(1) He will, as usual, hunt for new Babesleaga material while gambling. He’s a talented multi-tasker in situations like those
(2) I would advise him not to get the free dinner for going to a Time Share meeting…the meat is not top shelf..but the tequila is.
(1) What Will Walrus Do in Vegas?
I’m guessing he won’t stay.
(2) What Would You Advise Him To Do in Vegas?
Leave.
(1) What Will Walrus Do in Vegas?
Experience Fremont Street.
(2) What Would You Advise Him To Do in Vegas?
Double down.
(1) He will, as usual, hunt for new Babesleaga material while gambling. He’s a talented multi-tasker in situations like those
(2) I would advise him not to get the free dinner for going to a Time Share meeting…the meat is not top shelf..but the tequila is.
You can eat at those as well?
If you like the taste of horse meat.
Always depends on the sauce.
What Walrus won’t do is a much shorter list… because my advice is to enjoy himself…
(1) What Will Walrus Do in Vegas?
Gamble.
(2) What Would You Advise Him To Do in Vegas?
Catch Usher.
If he does catch Usher, I hope he detains him long enough to prevent him from performing at the Superbowl.
Why would I catch him? I can jolly well find my seat on my own thank you very much.
Advice? Enunciate carefully when asking, Where are the slots?”
Give in to your secret curiosity. Go see Thunder From Down Under already.
(1) What Will Walrus Do in Vegas?
My secret
(2) What Would You Advise Him To Do in Vegas?
I never take my own advice.
(1) What Will Walrus Do in Vegas?
Whatever he wants. The city is run by Democrats. There are no laws. Leave the MAGA hat at home.
(2) What Would You Advise Him To Do in Vegas?
See Rich Little’s show while he is still alive.

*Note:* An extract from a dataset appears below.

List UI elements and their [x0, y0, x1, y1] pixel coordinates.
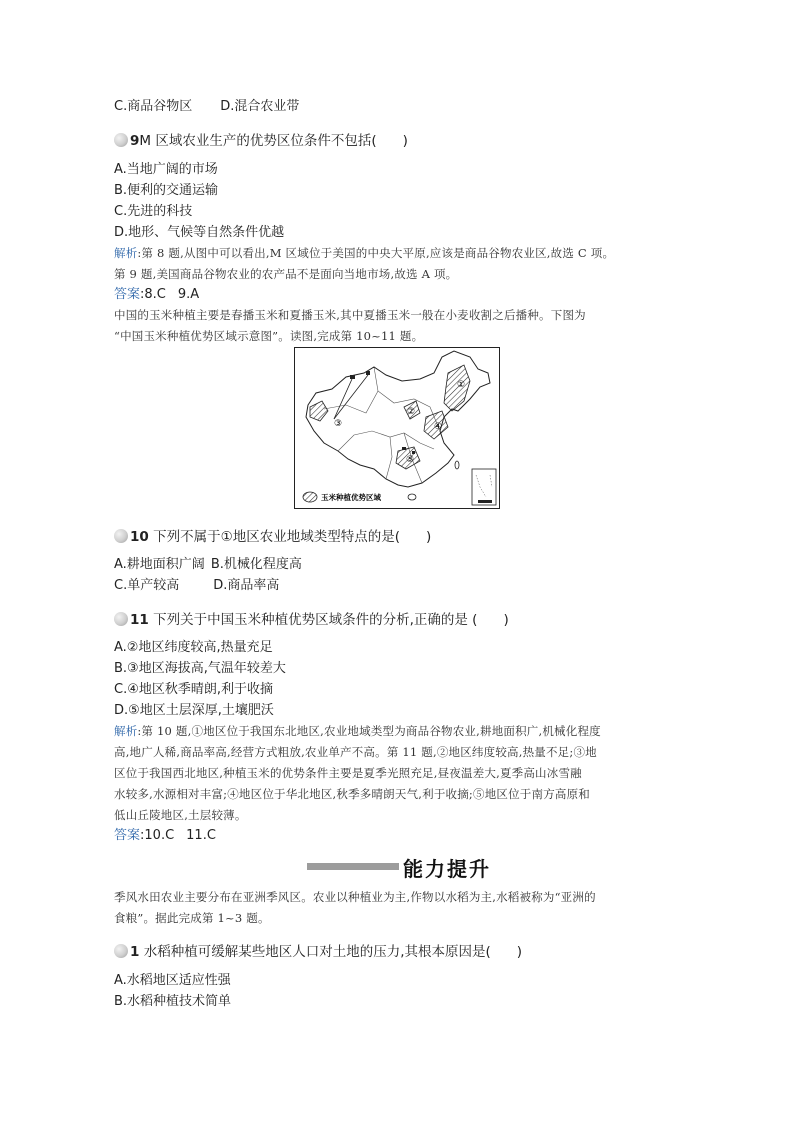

Little skewers Democrats throughout the show.
If I recall, it’s convenient to the Hoover Dam, so I recommend he go tour the site of his second-favorite Transformers movie.
I had a favorite?
It was the Transformers/Police Squad crossover, where Frank Drebin turned into a fighter jet.
… and finds the missing Kelner flyer.
What will Walrus do in Vegas?
The Watusi and the Mashed Potato
What would you advise Walrus to do in Vegas?
Name-drop FrankJ at the Bellagio.
Saw Rush Limbaugh at the Black Jack table there once.
Before or after his death?
Trying to remember… pretty sure it was before.
What will Walrus do in Vegas?
Noneya
What would you advise Walrus to do in Vegas?
Check Lake Mead to make sure his previous doings aren’t coming to light.
The desert is so much better a place to “lose” things.
So I heard.
If he does what the bear does in the woods, let’s hope it stays in Vegas.
1). Catch a fight between the current heavy weight champ… and the Vicious Chicken of Bristol.
2). Start a casino in a large wooden badger.
(1) What Will Walrus Do in Vegas?
Celebrate the recovery of Lake Mead.
(2) What Would You Advise Him To Do in Vegas?
Check to see how Lake Manly is doing.
(1) What Will Walrus Do in Vegas?
What won’t Walrus do in Vegas?
(2) What Would You Advise Him To Do in Vegas?
Make sure it stays in Vegas.
I’ll do anyting for love, but I won’t do that.
1) What will Walrus do in Vegas?
I’m not a stool pigeon.
2) What would you advise him to do in Vegas?
Pay for the good lawyers. The extra money is worth it.